Lawyers representing consumers alleging SE infection as a result of consuming products derived from Wright County Eggs and affiliates are having a difficult time in pursuing their cases. The significant issue relates to proving that infection was in fact derived from the farms alleged to be the source of SE.
It is noted that in a “normal” year approximately 5,000 cases of SE are reported to the CDC of which 64% are attributed to consumption of eggs. The majority of patients investigated with confirmed SE in the July-August outbreak yielded isolates with the pulse field gel electrophoresis pattern JEGX01.0004.
Commonality of PFGE patterns among isolates obtained from the suspect farm and from consumers is not definitive. DNA sequencing, now in progress, must be used to differentiate outbreak-related cases from sporadic cases and to specifically determine the source of infection.

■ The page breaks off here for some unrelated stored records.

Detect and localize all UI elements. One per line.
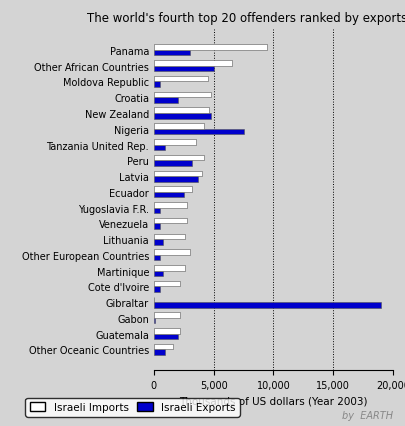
Bar: [154, 287, 160, 292]
Bar: [154, 130, 243, 135]
Bar: [154, 281, 180, 287]
Bar: [154, 45, 267, 51]
Bar: [154, 145, 165, 151]
Bar: [154, 193, 184, 198]
Bar: [154, 98, 178, 104]
Bar: [154, 313, 180, 318]
Bar: [154, 171, 202, 177]
Bar: [154, 234, 185, 239]
Bar: [154, 77, 208, 82]
Bar: [154, 318, 155, 324]
Bar: [154, 161, 192, 167]
Bar: [154, 108, 209, 114]
Bar: [154, 208, 160, 213]
Bar: [154, 66, 214, 72]
Bar: [154, 114, 211, 119]
Title: The world's fourth top 20 offenders ranked by exports to Israel: The world's fourth top 20 offenders rank…: [87, 12, 405, 25]
Bar: [154, 140, 196, 145]
Bar: [154, 265, 185, 271]
Bar: [154, 82, 160, 88]
Bar: [154, 328, 180, 334]
X-axis label: Thousands of US dollars (Year 2003): Thousands of US dollars (Year 2003): [179, 396, 368, 406]
Bar: [154, 255, 160, 261]
Text: by  EARTH: by EARTH: [342, 410, 393, 420]
Bar: [154, 92, 211, 98]
Bar: [154, 302, 381, 308]
Bar: [154, 350, 165, 355]
Bar: [154, 218, 188, 224]
Bar: [154, 203, 188, 208]
Bar: [154, 250, 190, 255]
Bar: [154, 61, 232, 66]
Bar: [154, 124, 204, 130]
Legend: Israeli Imports, Israeli Exports: Israeli Imports, Israeli Exports: [26, 398, 239, 417]
Bar: [154, 344, 173, 350]
Bar: [154, 177, 198, 182]
Bar: [154, 224, 160, 229]
Bar: [154, 187, 192, 193]
Bar: [154, 271, 164, 276]
Bar: [154, 155, 204, 161]
Bar: [154, 334, 178, 340]
Bar: [154, 51, 190, 56]
Bar: [154, 239, 164, 245]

Attorneys in Seattle, Houston, Chicago and Minneapolis have filed cases relating to Wright County Egg and Hillandale Farms of Iowa. Fortunately, there have been no mortalities and most cases have responded without hospitalization using supportive therapy or in some cases antibiotics. A few incidents of immunosuppressed persons were those with predisposing intestinal conditions have been more severely affected.
Since the magnitude of claims is relatively low and determining cause and effect has been difficult, lawyers are negotiating settlements with insurance companies carrying the liability coverage for the two implicated farms to obtain nominal settlements with minimal expenditure on expertise, analysis and to avoid long and expensive trials. Thus far, only one attorney has filed in a Federal court seeking class-action status for consumers.
According to an informed observer, this process may extend over many years.